Liverpool Sound and Vision Rating * * * *
There are venues strewn throughout this land that somehow on the surface don’t seem from the outset, from the first eyes upon it, to be the type of place in which anything other than a grand piano in the corner and lady with an impressive gown and gentle manners performing on it for the tea and smoked salmon brigade could be construed out of place.

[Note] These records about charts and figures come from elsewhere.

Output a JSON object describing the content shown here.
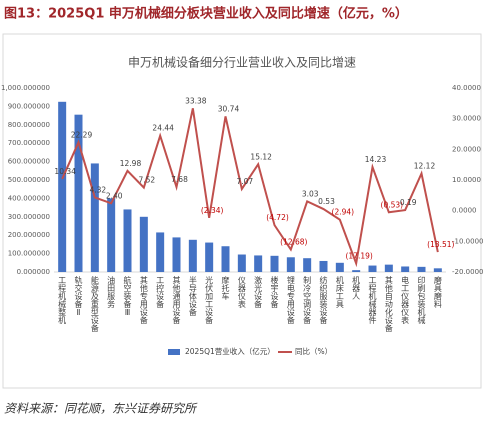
{
  "header": "图13：2025Q1 申万机械细分板块营业收入及同比增速（亿元，%）",
  "chart_data": {
    "type": "bar-line",
    "title": "申万机械设备细分行业营业收入及同比增速",
    "categories": [
      "工程机械整机",
      "轨交设备Ⅱ",
      "能源及重型设备",
      "油田服务",
      "航空装备Ⅲ",
      "其他专用设备",
      "工控设备",
      "其他通用设备",
      "半导体设备",
      "光伏加工设备",
      "摩托车",
      "仪器仪表",
      "激光设备",
      "楼宇设备",
      "锂电专用设备",
      "制冷空调设备",
      "纺织服装设备",
      "机床工具",
      "机器人",
      "工程机械器件",
      "其他自动化设备",
      "电工仪器仪表",
      "印刷包装机械",
      "磨具磨料"
    ],
    "series": [
      {
        "name": "2025Q1营业收入（亿元）",
        "type": "bar",
        "color": "#4472c4",
        "values": [
          925,
          855,
          590,
          400,
          340,
          300,
          215,
          188,
          175,
          160,
          140,
          95,
          90,
          88,
          80,
          75,
          60,
          50,
          10,
          35,
          40,
          30,
          28,
          20
        ]
      },
      {
        "name": "同比（%）",
        "type": "line",
        "axis": "y2",
        "color": "#c0504d",
        "values": [
          10.34,
          22.29,
          4.32,
          2.4,
          12.98,
          7.52,
          24.44,
          7.68,
          33.38,
          -2.34,
          30.74,
          7.07,
          15.12,
          -4.72,
          -12.68,
          3.03,
          0.53,
          -2.94,
          -17.19,
          14.23,
          -0.53,
          0.19,
          12.12,
          -13.51
        ],
        "value_labels": [
          "10.34",
          "22.29",
          "4.32",
          "2.40",
          "12.98",
          "7.52",
          "24.44",
          "7.68",
          "33.38",
          "(2.34)",
          "30.74",
          "7.07",
          "15.12",
          "(4.72)",
          "(12.68)",
          "3.03",
          "0.53",
          "(2.94)",
          "(17.19)",
          "14.23",
          "(0.53)",
          "0.19",
          "12.12",
          "(13.51)"
        ]
      }
    ],
    "ylim": [
      0,
      1000
    ],
    "yticks": [
      {
        "value": 0,
        "label": "0.000000"
      },
      {
        "value": 100,
        "label": "100.000000"
      },
      {
        "value": 200,
        "label": "200.000000"
      },
      {
        "value": 300,
        "label": "300.000000"
      },
      {
        "value": 400,
        "label": "400.000000"
      },
      {
        "value": 500,
        "label": "500.000000"
      },
      {
        "value": 600,
        "label": "600.000000"
      },
      {
        "value": 700,
        "label": "700.000000"
      },
      {
        "value": 800,
        "label": "800.000000"
      },
      {
        "value": 900,
        "label": "900.000000"
      },
      {
        "value": 1000,
        "label": "1,000.000000"
      }
    ],
    "y2lim": [
      -20,
      40
    ],
    "y2ticks": [
      {
        "value": -20,
        "label": "-20.0000"
      },
      {
        "value": -10,
        "label": "-10.0000"
      },
      {
        "value": 0,
        "label": "0.0000"
      },
      {
        "value": 10,
        "label": "10.0000"
      },
      {
        "value": 20,
        "label": "20.0000"
      },
      {
        "value": 30,
        "label": "30.0000"
      },
      {
        "value": 40,
        "label": "40.0000"
      }
    ],
    "legend": "bottom"
  },
  "source": "资料来源：同花顺，东兴证券研究所"
}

This is the next century, as Blur once wrote, and in the days of offering a place, a safe harbour in which a young band can put themselves out infront of an audience not beset with rampant conversation or intoxicating dreams of holding up a bar all night. It is a move in the right direction that sees venues such as District House open its doors to the prospect of super music and the start of a long lingering affair with a band worth its weight in platinum riding the great Mersey River’s waves.
Anaisa took the sizeable crowd inside District House on a flourishing ride, one that dominated the inside of the venue with an immense power, Shannen Bamford’s keyboards working overtime and with politeness the metaphorical lady in the gown at the nonexistent piano was told where she keep her pedals, for Ms. Bamford had this gig under her control.
Anaisa exude confidence, they offer the listener the chance to imbibe at the table with them and sup on the words of a vocalist who looks her audience straight in the eye and never lets them forget the experience. In some this ability is unnerving, the intensity of the lyrics coupled with this stare from the stage is enough to reduce some crowd members to ashes, their resolve broken and taken down a dark path. Yet Anaise take the resolve as they go through their set, comprising Perfect Two, Keep On Dancing, Amy and Down and enhance it, they offered a beautiful glimpse of what could be on a night where they were the headline act in which the stare from the stage was not one of frightening future prospects but the smile of come join us in this temptation.
A cracking set by Anaisa, one of positive creativity.